Ich erschauderte bei Julians Worten. Selbst in meiner schlimmsten Zeit wäre mir nie in den Sinn gekommen, Kindern etwas anzutun! Über so etwas hatte ich auch ehrlich gesagt nie nachgedacht. Umso betroffener machte mich der Gedanke daran. Ich versuchte ihn so gut es ging wieder abzuschütteln, doch da ich auf dem langen Flug nach Barcelona Zeit hatte, meinen Gedanken nachzuhängen, ließ das mulmige Gefühl in meiner Magengegend erst nach, als wir zur Landung ansetzten.

Ich freute mich auf Spanien. Wir würden uns nach einem Haus in Cartagena, direkt am Meer umsehen und außerdem wollte ich mein spanisch perfektionieren.

Als wir endlich unser Gepäck bekommen hatten, kümmerte sich Julian um einen Mietwagen.

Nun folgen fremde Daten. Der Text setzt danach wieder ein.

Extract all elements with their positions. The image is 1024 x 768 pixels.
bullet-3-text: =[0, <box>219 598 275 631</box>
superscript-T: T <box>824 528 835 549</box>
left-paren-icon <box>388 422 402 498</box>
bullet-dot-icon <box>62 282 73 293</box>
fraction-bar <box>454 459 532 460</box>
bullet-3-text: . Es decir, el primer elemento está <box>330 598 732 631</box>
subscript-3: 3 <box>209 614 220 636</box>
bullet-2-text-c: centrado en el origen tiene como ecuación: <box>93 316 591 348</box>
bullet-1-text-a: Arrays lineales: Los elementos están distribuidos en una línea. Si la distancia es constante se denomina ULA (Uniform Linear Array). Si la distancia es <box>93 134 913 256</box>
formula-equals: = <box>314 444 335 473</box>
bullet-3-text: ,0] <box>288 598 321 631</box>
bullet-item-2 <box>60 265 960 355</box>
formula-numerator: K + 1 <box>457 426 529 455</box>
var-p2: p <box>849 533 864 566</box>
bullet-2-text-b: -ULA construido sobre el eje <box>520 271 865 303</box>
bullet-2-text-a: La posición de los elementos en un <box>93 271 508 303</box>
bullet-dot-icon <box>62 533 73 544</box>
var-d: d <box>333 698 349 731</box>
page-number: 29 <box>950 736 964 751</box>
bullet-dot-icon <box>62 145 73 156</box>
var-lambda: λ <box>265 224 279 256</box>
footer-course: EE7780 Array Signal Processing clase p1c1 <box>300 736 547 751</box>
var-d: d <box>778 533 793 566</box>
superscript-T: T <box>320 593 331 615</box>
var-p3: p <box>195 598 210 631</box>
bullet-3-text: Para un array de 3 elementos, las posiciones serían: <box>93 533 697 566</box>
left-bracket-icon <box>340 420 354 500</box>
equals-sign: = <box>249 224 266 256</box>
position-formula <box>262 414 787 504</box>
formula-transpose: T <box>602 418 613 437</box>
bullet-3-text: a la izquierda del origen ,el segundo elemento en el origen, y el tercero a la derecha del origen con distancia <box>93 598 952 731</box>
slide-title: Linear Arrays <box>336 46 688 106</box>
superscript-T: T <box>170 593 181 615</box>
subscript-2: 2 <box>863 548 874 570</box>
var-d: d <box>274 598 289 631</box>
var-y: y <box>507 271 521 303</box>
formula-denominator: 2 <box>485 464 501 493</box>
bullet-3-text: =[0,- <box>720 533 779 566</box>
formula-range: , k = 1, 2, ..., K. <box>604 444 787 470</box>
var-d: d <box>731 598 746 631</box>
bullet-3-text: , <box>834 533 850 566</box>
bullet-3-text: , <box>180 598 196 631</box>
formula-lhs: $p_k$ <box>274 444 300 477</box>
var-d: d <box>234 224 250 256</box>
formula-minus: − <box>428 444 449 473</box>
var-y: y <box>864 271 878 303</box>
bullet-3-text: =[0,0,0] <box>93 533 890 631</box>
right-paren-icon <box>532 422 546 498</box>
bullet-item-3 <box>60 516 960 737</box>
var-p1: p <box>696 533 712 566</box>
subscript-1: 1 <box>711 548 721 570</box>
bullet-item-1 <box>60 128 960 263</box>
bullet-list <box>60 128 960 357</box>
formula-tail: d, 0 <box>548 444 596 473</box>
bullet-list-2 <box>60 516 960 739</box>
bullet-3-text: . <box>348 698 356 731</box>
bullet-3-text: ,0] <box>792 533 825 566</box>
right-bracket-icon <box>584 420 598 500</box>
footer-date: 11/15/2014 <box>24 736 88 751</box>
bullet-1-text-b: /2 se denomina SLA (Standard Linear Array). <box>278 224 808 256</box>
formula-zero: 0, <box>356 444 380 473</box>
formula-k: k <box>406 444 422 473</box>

Ich wusste jetzt schon, was wir bekommen würden: schwarz, schick, schnell. Wenn man schon unendlich viel Zeit auf der Erde verbrachte, konnte man sich auch ein paar Annehmlichkeiten gönnen – das war das Motto der Meisten unserer Art. Und so überraschte es mich nicht, als wir in der Tiefgarage des Flughafens auf einen Lamborghini Aventador zumarschierten. Julian ließ ihn extra für uns bestellen. Denn nachdem er ihn in einer Autozeitschrift entdeckt hatte, war klar, dass er dieses Auto bei nächster Gelegenheit unbedingt fahren wollte. Mit den 700 Pferdestärken wären wir wahrscheinlich im Handumdrehen in Cartagena gewesen, wären da nicht noch die anderen, überwiegend menschlichen Verkehrsteilnehmer gewesen.

Julian strahlte wie ein kleiner Junge über das ganze Gesicht, als er hinter das Lenkrad glitt. Ich saß mit verkniffener Miene und etwas verstimmt neben ihm. Natürlich hatte er nicht bedacht, dass in so einem Sportwagen nur sehr begrenzt Platz für Gepäck war. Also musste ich mich auf das wirklich Notwendigste beschränken und das war dann nicht mehr, als mein winziger Trolley, den ich als Handgepäck dabei hatte. Zumindest konnte mich der, in die Mittelkonsole eingelassene Bildschirm etwas besänftigen, denn ich zappte mich während der Fahrt durch sämtliche Satelliten-TV-Programme und bestellte nebenbei neue Schuhe mit meinem Smartphone die ich soeben in der Werbung gesehen hatte. Das musste man den Menschen lassen, sie wussten, wie man sich das kurze Leben angenehmer machen konnte.

Ich freute mich schon auf eine Dusche, als wir endlich in unserem Hotel ankamen. Das einchecken verlief dank unserer Fähigkeit, die Gedanken der Menschen zu beeinflussen, sehr schnell und zwei Minuten später stand ich endlich unter dem angenehm warmen Wasserstrahl. Zwar hätte mir kaltes Wasser auch nichts ausgemacht, aber muss zugeben, auch als Vampir war ich lieber ein Warmduscher. Mit einem leichten Duft von Vanille auf meiner Haut wickelte ich mich in ein Handtuch und trat aus dem Bad.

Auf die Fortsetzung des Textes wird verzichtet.